Closed taltman closed 3 years ago
@ababaian , could you please help me describe the problem here, and the list of requirements that would make the Bowtie2 hit analysis easier?
It would be very helpful to know the coordinates of biologically important segments such as "spike protein" and "polymerase" in every reference sequence. That way, we can automate detection and visualization of coverage on a gene-by-gene basis, and it would also enable biologically informative analyses of the Cov family itself such as gene gain and loss which AFAIK is not published though I haven't tried very hard to find it -- reference solicited! I've taken a stab at cleaning up the annotations, and it looks to be a lot of work because annotations in the Genbank files have variable quality, nomenclature etc. Looks to me like a lot of manual effort would be needed to clean this up. If in fact this work has not been done already, it would be a useful contribution / preprint / paper in its own right and doesn't require much / any understanding of Serratus which can be a bit daunting to a newcomer.
Edit: to be clear, the annotations should be harmonized so that there is a single system of identifiers and meta-data so that "spike protein" is always "spike protiein" rather than ORF1, unidentified protein etc.
Here's an idea for generating uniform annotations with less effort. Build HMMs from the well-annotated proteins and other features in the Genbank records. Use these to find homologs in the other reference sequences. Use these to make expanded MSAs and better HMMs. Might take a couple of iterations, but this is the kind of thing you can do in a few hours. Do this with both nt and aa sequences. The HMMs can be used to annotate contigs directly without needing a reference alignment.
I'd like to have all the coronavirus metadata in a single, uniform, flat TSV file. This need not contain the sequence data directly, only a uniform and clean meta-data describing each sequence. (see also: #45 and Genbank Parsing for a start to this and the near complete genbank parser https://github.com/ababaian/serratus/pull/61).

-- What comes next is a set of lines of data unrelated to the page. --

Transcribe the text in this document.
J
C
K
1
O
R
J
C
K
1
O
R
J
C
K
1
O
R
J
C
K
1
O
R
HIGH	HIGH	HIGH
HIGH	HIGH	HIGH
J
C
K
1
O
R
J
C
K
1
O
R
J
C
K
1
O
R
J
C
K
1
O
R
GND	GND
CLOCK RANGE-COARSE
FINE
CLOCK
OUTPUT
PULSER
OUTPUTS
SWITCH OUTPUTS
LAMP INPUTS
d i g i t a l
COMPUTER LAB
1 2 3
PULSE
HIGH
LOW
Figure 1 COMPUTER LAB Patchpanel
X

We'll then want this metadata generated for every 'new genome' that we find.
For every sequence in cov0
NNNN
are there)Motivation: Why do we need this right now? We are currently using cov2m
which contains both full-length genomes and sequence fragments from highly diverged CoV (i.e. cloned pol gene). We want to allow the 'summarizer' to bin hits onto a theoretical/rough "pan-genome" such that a divergent virus like Frankie, when the hits are distributed across 10+ genomes and fragments, all of those hits can be uniformly placed onto the 'pan-genome' or the 'pan-pol' or 'pan-spike'.
This is similar to the 'liftOver` operation between genomes, but in this instance we want all genomes/fragments to be 'liftOver' to a uniform pan-genome.
With this meta-data, we can then align proteins in sequences/fragments and create a true 'pan-genome'. For instance, if we only have the Spike gene in a fragment, this belongs to coordinates ~21,000-23,000 on the pan-genome.
edit: Then of course for the assembly/contigs that are generated in new libraries. We can quickly infer meta-data about what should be in a contig, by knowing approximately where it sits on the pan-CoV genome.
I'm assigning myself to develop a system for annotating a Cov nt sequence with coordinates of functional domains (ORFs, regulatory sequences etc.). Something like PFAM HMMs I'm thinking.
@ababaian said "this belongs to coordinates ~21,000-23,000 on the pan-genome" This kind of system works well for SSU genes and immunoglobulins, would be ideal here. It may not be possible, or a good idea, if there is gene gain or loss, or mosaic / chimeric viruses in the family. First step is to parse into functional units, then ask if domain organization is well conserved.
Related note: naively projecting onto a pan-genome with 32 bins (summarizer strategy) is robust against the complications mentioned in my last comment.
@rcedgar If you want to take this on, awesome! I might suggest some tools here: Prokka, for performing virus-oriented gene calling and a basic annotation using UniProt EggNOG-Mapper, which has viral HMMs and DIAMOND protein databases built already. Also, check out these resources from Steven Hallam: https://github.com/ababaian/serratus/wiki/Serratus-Annotation
We now have VADR for annotating CoVs. Do we still want to annotate the reference CoV genomes?
If VADR is the tool we're going to use in production, then would be great validation to provide VADR annotations of the ~800 full-length Cov genomes currently in GenBank. For the RefSeqs especially, this will show the strengths and weaknesses of the method. Edit -- Actually I guess not the RefSeqs because they are used as references by VADR IIRC.
To better evaluate read hits to the reference genomes, we need to have a quality, consistent annotation of those genomes, to see where the reads are hitting, and whether they are significant.